The recently appointed energy minister Giorgos Stathakis is convinced that a latest bailout-required plan calling for main power utility PPC to offer 46 percent of its electricity production to NOME auction participants by 2019 will swiftly lead the utility to bankruptcy and, therefore, cannot be accepted as “forceful solutions will not be tolerated,” the minister has announced.

Local officials and the country’s creditors failed to reach an agreement over the weekend on lender demands wanting PPC to offer increased electricity to independent suppliers through the NOME auctions, whose legal framework has already been ratified. The NOME auctions were introduced in October.

Talks between the two sides are scheduled to carry on in search of a compromise deal, possibly today or during the week. Energy Minister Giorgos Stathakis is scheduled to meet with the creditor representatives within the week in Athens for talks on the bailout’s energy sector issues.

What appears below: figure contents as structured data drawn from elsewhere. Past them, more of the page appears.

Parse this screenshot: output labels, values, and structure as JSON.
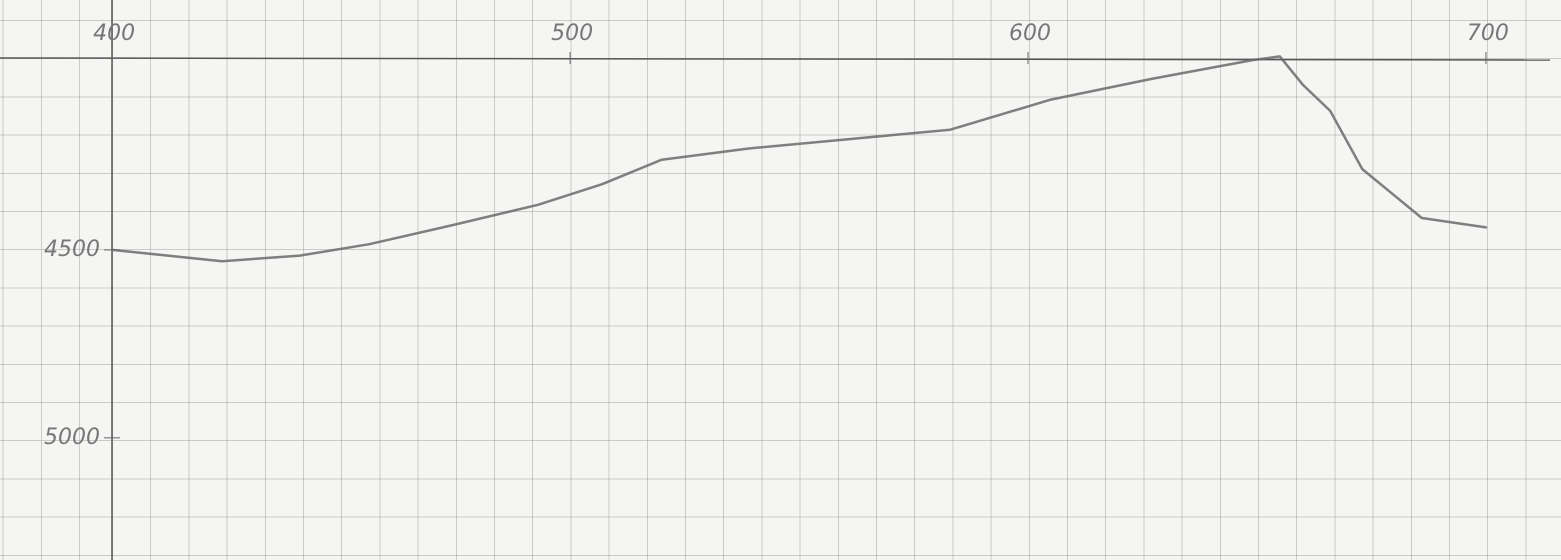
{
  "chart_data": {
    "type": "line",
    "x": [
      400,
      424,
      441,
      456,
      474,
      493,
      507,
      520,
      539,
      561,
      583,
      605,
      627,
      649,
      655,
      660,
      666,
      673,
      686,
      700
    ],
    "values": [
      4500,
      4530,
      4515,
      4485,
      4435,
      4380,
      4325,
      4260,
      4230,
      4205,
      4180,
      4100,
      4045,
      3995,
      3985,
      4060,
      4130,
      4285,
      4415,
      4440
    ],
    "color": "#6a6a6a",
    "xlim": [
      375.5,
      716.4
    ],
    "xticks": [
      400,
      500,
      600,
      700
    ],
    "ylim": [
      5325,
      3835
    ],
    "yticks": [
      4500,
      5000
    ]
  }
}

The NOME auctions are intended to provide third parties with access to PPC’s low-cost lignite and hydropower sources as a measure to help break the utility’s market dominance.

The lenders are pushing for PPC to offer – in January – an electricity amount equivalent to 12 percent of consumption in 2016 as well as a repeat of an amount offered in 2016 (8 percent of consumption) next September. This accumulative 8 percent may be split into two amounts, 4 percent for the end of 2017 and a further 4 percent in mid-2018.

According to energypress sources, Greek officials had originally accepted the terms but are now rejecting them.